The Senate is considering a similar bill after the government found clinics run by Veterans Affairs were hiding long wait times, during which some veterans are said to have died.
Both measures would allow veterans access to private health care providers at VA expense if they face a long wait or if they live more than 40 miles from a VA facility. The House measure had initially specified a wait-time trigger of more than 30 days, but the passed bill allows the VA to decide, making it consistent with the Senate bill.
Representative Jeff Miller, a Republican who chairs the House Veterans Affairs Committee, also had initially wanted the private care access to be a permanent feature, but changed this to agree with the Senate plan for a two-year trial period.
Senate Veterans Affairs Committee Chairman Bernie Sanders, an independent, had expressed concern that permanent access would eventually lead to privatization of VA healthcare.
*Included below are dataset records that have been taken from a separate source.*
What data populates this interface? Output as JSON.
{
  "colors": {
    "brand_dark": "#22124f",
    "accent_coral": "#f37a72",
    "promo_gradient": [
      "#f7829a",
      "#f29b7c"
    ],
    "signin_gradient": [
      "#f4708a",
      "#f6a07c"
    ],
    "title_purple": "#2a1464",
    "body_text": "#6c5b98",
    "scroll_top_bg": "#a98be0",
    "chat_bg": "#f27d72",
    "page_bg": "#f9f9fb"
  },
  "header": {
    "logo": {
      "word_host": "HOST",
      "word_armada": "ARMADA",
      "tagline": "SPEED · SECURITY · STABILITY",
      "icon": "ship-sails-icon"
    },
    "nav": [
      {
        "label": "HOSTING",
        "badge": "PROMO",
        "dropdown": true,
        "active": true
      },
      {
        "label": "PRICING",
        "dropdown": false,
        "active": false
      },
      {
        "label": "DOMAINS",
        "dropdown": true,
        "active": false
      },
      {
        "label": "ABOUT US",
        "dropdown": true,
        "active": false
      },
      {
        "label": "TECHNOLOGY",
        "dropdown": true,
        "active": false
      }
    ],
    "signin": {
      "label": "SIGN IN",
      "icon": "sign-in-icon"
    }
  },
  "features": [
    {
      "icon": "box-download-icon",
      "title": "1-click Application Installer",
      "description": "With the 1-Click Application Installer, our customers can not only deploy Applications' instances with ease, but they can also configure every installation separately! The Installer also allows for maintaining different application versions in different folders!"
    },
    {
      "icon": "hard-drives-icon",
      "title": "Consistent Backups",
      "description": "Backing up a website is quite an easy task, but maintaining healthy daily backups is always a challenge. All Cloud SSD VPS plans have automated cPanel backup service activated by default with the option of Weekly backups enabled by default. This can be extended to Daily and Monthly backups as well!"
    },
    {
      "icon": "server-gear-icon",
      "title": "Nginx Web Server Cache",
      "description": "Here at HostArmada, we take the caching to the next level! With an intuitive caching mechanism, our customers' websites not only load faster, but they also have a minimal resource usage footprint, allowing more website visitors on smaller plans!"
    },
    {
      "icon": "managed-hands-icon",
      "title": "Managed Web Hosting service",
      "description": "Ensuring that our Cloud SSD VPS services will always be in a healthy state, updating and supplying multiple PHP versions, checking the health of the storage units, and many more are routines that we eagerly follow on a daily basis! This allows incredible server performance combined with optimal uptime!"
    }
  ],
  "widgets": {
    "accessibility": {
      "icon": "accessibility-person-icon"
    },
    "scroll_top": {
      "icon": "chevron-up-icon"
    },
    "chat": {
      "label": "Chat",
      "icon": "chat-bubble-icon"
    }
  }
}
The VA operates the largest U.S. healthcare system, with 151 hospitals and 827 outpatient clinics serving 8.9 million veterans.
The vote came a day after the VA released an internal audit that found more than 100,000 veterans were subjected to a wait of 90 days or more for health care appointments, and widespread instances of schemes to mask the delays to meet targets for bonuses.
The deepening scandal prompted the resignation in late May of VA Secretary Eric Shinseki, a retired Army general wounded three times in Vietnam.
The House bill also would ban bonuses for all employees for the 2014 to 2016 fiscal years. Miller said this would free up about $400 million a year that could be used to help pay for any added costs for outside care.
But the House version also orders a top-to-bottom, independent review of all VA healthcare operations, far beyond the proposed review of appointment scheduling systems ordered in the Senate measure.
Republicans, who control the House, said this review, was important to understand the depth of the agency’s problems.
House Speaker John Boehner said the issue goes “far beyond phony wait lists,” and said Republicans would find out how much officials at VA headquarters in Washington knew about efforts at VA hospitals and clinics to cover up long wait times.
“We need to understand just how sick this patient is before we begin to prescribe some treatments,” Boehner said of the VA review efforts.
Senate Majority Leader Harry Reid said on Tuesday that the Senate would vote on its VA bill within the next 48 hours.